A United Methodist pastor remembers taking communion from the table to the back of the church to Mary, who was in the early stages of multiple sclerosis. He gave her the bread, and she slowly chewed it. “The blood of Christ poured out for you honey,” James said before the pastor could get the words out of his mouth. The wine dripped out of her mouth and onto her shirt. After church, the pastor told Mary and James, her husband, that he admired their patience and perseverance. “After looking puzzled for a moment, James replied that he wouldn’t have it any other way. “Our marriage has never been better,” Mary slurred with a smile.
The pastor says, “It reveals my own handicapped Christianity that I assumed Mary’s illness and consequent disability was a hardship to bear rather than the labor pains through which she and James were becoming new creations.”[1]

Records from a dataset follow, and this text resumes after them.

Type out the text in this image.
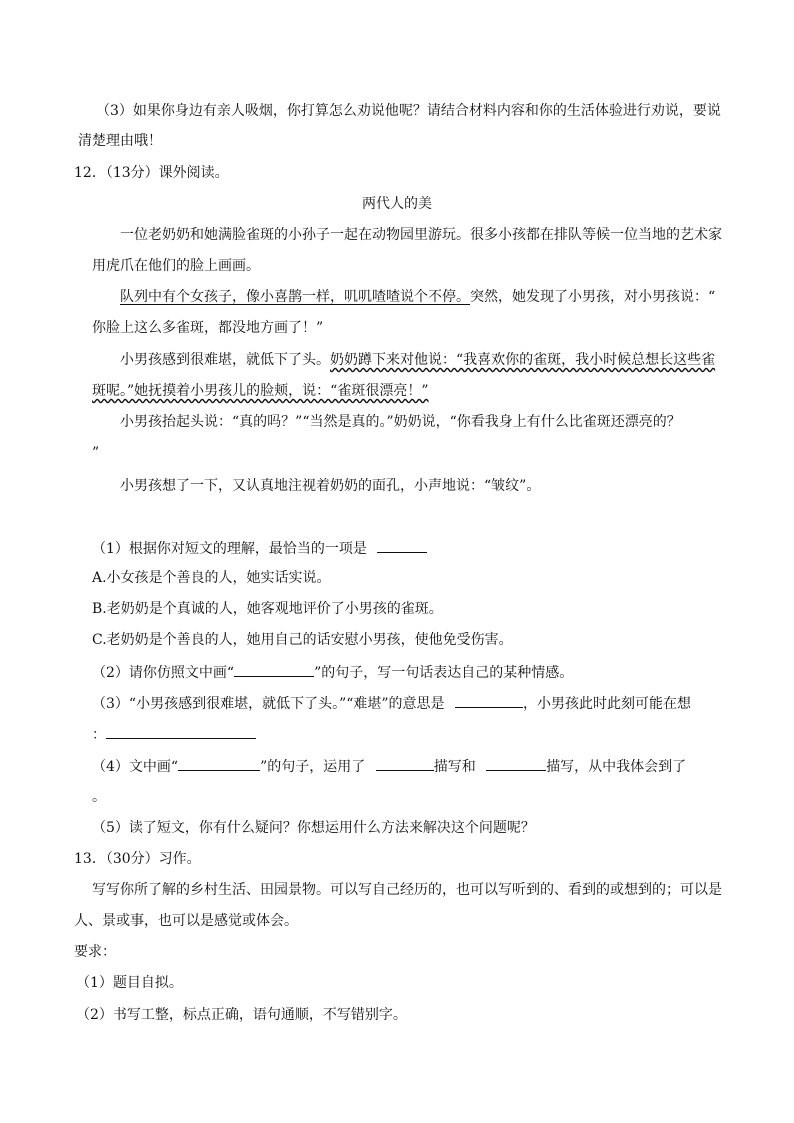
（3）如果你身边有亲人吸烟，你打算怎么劝说他呢？请结合材料内容和你的生活体验进行劝说，要说
清楚理由哦！
12．（13分）课外阅读。
两代人的美
一位老奶奶和她满脸雀斑的小孙子一起在动物园里游玩。很多小孩都在排队等候一位当地的艺术家
用虎爪在他们的脸上画画。
队列中有个女孩子，像小喜鹊一样，叽叽喳喳说个不停。突然，她发现了小男孩，对小男孩说：“
你脸上这么多雀斑，都没地方画了！”
小男孩感到很难堪，就低下了头。奶奶蹲下来对他说：“我喜欢你的雀斑，我小时候总想长这些雀
斑呢。”她抚摸着小男孩儿的脸颊，说：“雀斑很漂亮！”
小男孩抬起头说：“真的吗？”“当然是真的。”奶奶说，“你看我身上有什么比雀斑还漂亮的？
”
小男孩想了一下，又认真地注视着奶奶的面孔，小声地说：“皱纹”。
（1）根据你对短文的理解，最恰当的一项是
A.小女孩是个善良的人，她实话实说。
B.老奶奶是个真诚的人，她客观地评价了小男孩的雀斑。
C.老奶奶是个善良的人，她用自己的话安慰小男孩，使他免受伤害。
（2）请你仿照文中画“	”的句子，写一句话表达自己的某种情感。
（3）“小男孩感到很难堪，就低下了头。”“难堪”的意思是	，小男孩此时此刻可能在想
：
（4）文中画“	”的句子，运用了	描写和	描写，从中我体会到了
。
（5）读了短文，你有什么疑问？你想运用什么方法来解决这个问题呢？
13．（30分）习作。
写写你所了解的乡村生活、田园景物。可以写自己经历的，也可以写听到的、看到的或想到的；可以是
人、景或事，也可以是感觉或体会。
要求：
（1）题目自拟。
（2）书写工整，标点正确，语句通顺，不写错别字。
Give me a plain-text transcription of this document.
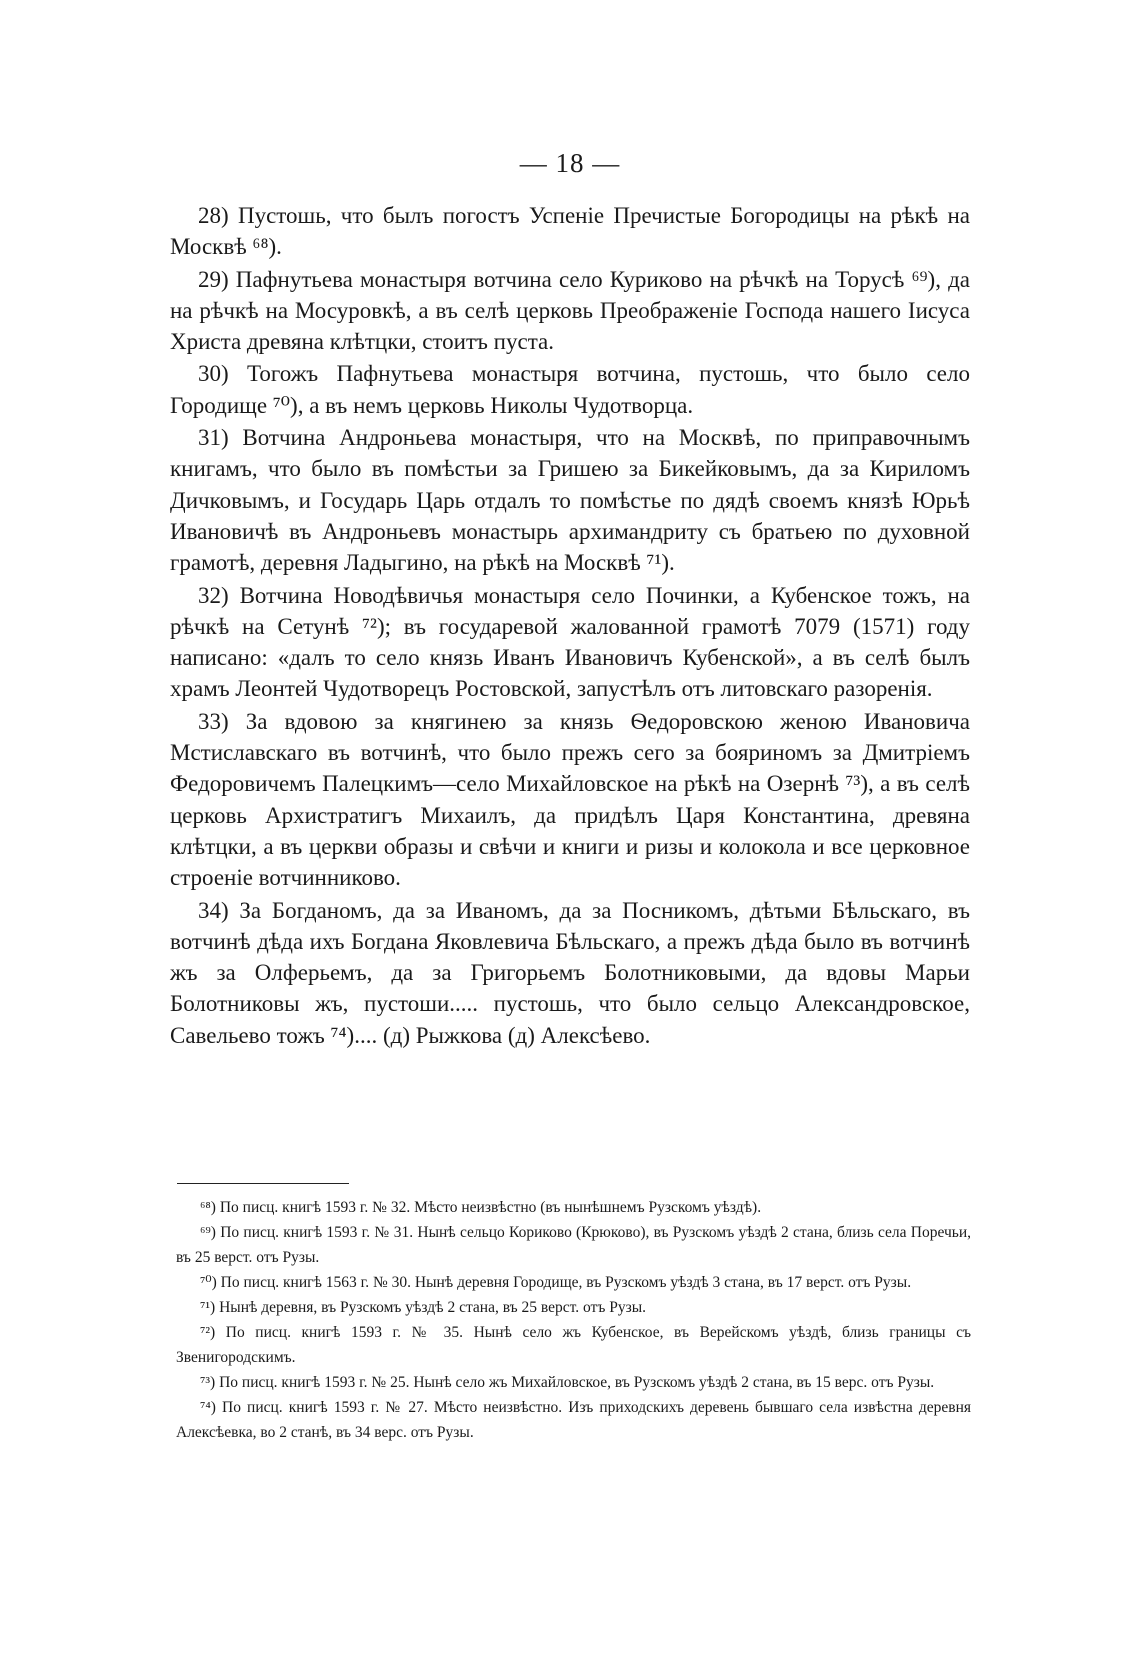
— 18 —

28) Пустошь, что былъ погостъ Успеніе Пречистые Богородицы на рѣкѣ на Москвѣ ⁶⁸).

29) Пафнутьева монастыря вотчина село Куриково на рѣчкѣ на Торусѣ ⁶⁹), да на рѣчкѣ на Мосуровкѣ, а въ селѣ церковь Преображеніе Господа нашего Іисуса Христа древяна клѣтцки, стоитъ пуста.

30) Тогожъ Пафнутьева монастыря вотчина, пустошь, что было село Городище ⁷⁰), а въ немъ церковь Николы Чудотворца.

31) Вотчина Андроньева монастыря, что на Москвѣ, по приправочнымъ книгамъ, что было въ помѣстьи за Гришею за Бикейковымъ, да за Кириломъ Дичковымъ, и Государь Царь отдалъ то помѣстье по дядѣ своемъ князѣ Юрьѣ Ивановичѣ въ Андроньевъ монастырь архимандриту съ братьею по духовной грамотѣ, деревня Ладыгино, на рѣкѣ на Москвѣ ⁷¹).

32) Вотчина Новодѣвичья монастыря село Починки, а Кубенское тожъ, на рѣчкѣ на Сетунѣ ⁷²); въ государевой жалованной грамотѣ 7079 (1571) году написано: «далъ то село князь Иванъ Ивановичъ Кубенской», а въ селѣ былъ храмъ Леонтей Чудотворецъ Ростовской, запустѣлъ отъ литовскаго разоренія.

33) За вдовою за княгинею за князь Ѳедоровскою женою Ивановича Мстиславскаго въ вотчинѣ, что было прежъ сего за бояриномъ за Дмитріемъ Федоровичемъ Палецкимъ—село Михайловское на рѣкѣ на Озернѣ ⁷³), а въ селѣ церковь Архистратигъ Михаилъ, да придѣлъ Царя Константина, древяна клѣтцки, а въ церкви образы и свѣчи и книги и ризы и колокола и все церковное строеніе вотчинниково.

34) За Богданомъ, да за Иваномъ, да за Посникомъ, дѣтьми Бѣльскаго, въ вотчинѣ дѣда ихъ Богдана Яковлевича Бѣльскаго, а прежъ дѣда было въ вотчинѣ жъ за Олферьемъ, да за Григорьемъ Болотниковыми, да вдовы Марьи Болотниковы жъ, пустоши..... пустошь, что было сельцо Александровское, Савельево тожъ ⁷⁴).... (д) Рыжкова (д) Алексѣево.

⁶⁸) По писц. книгѣ 1593 г. № 32. Мѣсто неизвѣстно (въ нынѣшнемъ Рузскомъ уѣздѣ).

⁶⁹) По писц. книгѣ 1593 г. № 31. Нынѣ сельцо Кориково (Крюково), въ Рузскомъ уѣздѣ 2 стана, близь села Поречьи, въ 25 верст. отъ Рузы.

⁷⁰) По писц. книгѣ 1563 г. № 30. Нынѣ деревня Городище, въ Рузскомъ уѣздѣ 3 стана, въ 17 верст. отъ Рузы.

⁷¹) Нынѣ деревня, въ Рузскомъ уѣздѣ 2 стана, въ 25 верст. отъ Рузы.

⁷²) По писц. книгѣ 1593 г. № 35. Нынѣ село жъ Кубенское, въ Верейскомъ уѣздѣ, близь границы съ Звенигородскимъ.

⁷³) По писц. книгѣ 1593 г. № 25. Нынѣ село жъ Михайловское, въ Рузскомъ уѣздѣ 2 стана, въ 15 верс. отъ Рузы.

⁷⁴) По писц. книгѣ 1593 г. № 27. Мѣсто неизвѣстно. Изъ приходскихъ деревень бывшаго села извѣстна деревня Алексѣевка, во 2 станѣ, въ 34 верс. отъ Рузы.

This moment we’re living in right now is the labor pain through which we are becoming new creations. Take that statement to whatever it is you’re living through. These are the labor pains for a new creation.
Have you ever had one of those moments when you just can’t see the amazing thing that your beloved is trying to show you? Look. It’s right there, on the edge of the branch. No, a little to your right. Up a little higher. You can’t see it?” And then your beloved takes your head in hand and moves you until your eyes are pointed in exactly the right direction.
“Oh, my. Yes, I see it.” And you wonder how you could have ever missed it. It was right there all along. You almost have to laugh because it’s so obvious now, and it was so invisible just a moment before.
Isaiah is our beloved. Mary, pouring out ointment, is our beloved. Turning our faces, gently, slowly, with all the precision of the promises of God, toward a new creation. “Look. Look this way. Right in front of your face. It’s the cross, the love of the universe, the love of your life, poured out for you, honey, like a stream in your desert, like expensive perfume, wafting, rising again.”
Do you perceive it?
[1]Jason Micheli, “The Good and Dependent Life,” a book review of Crippled Grace: Disability, Virtue Ethics, and the Good Life by Shane Clifton,” Christian Century, March 27, 2019, p. 30.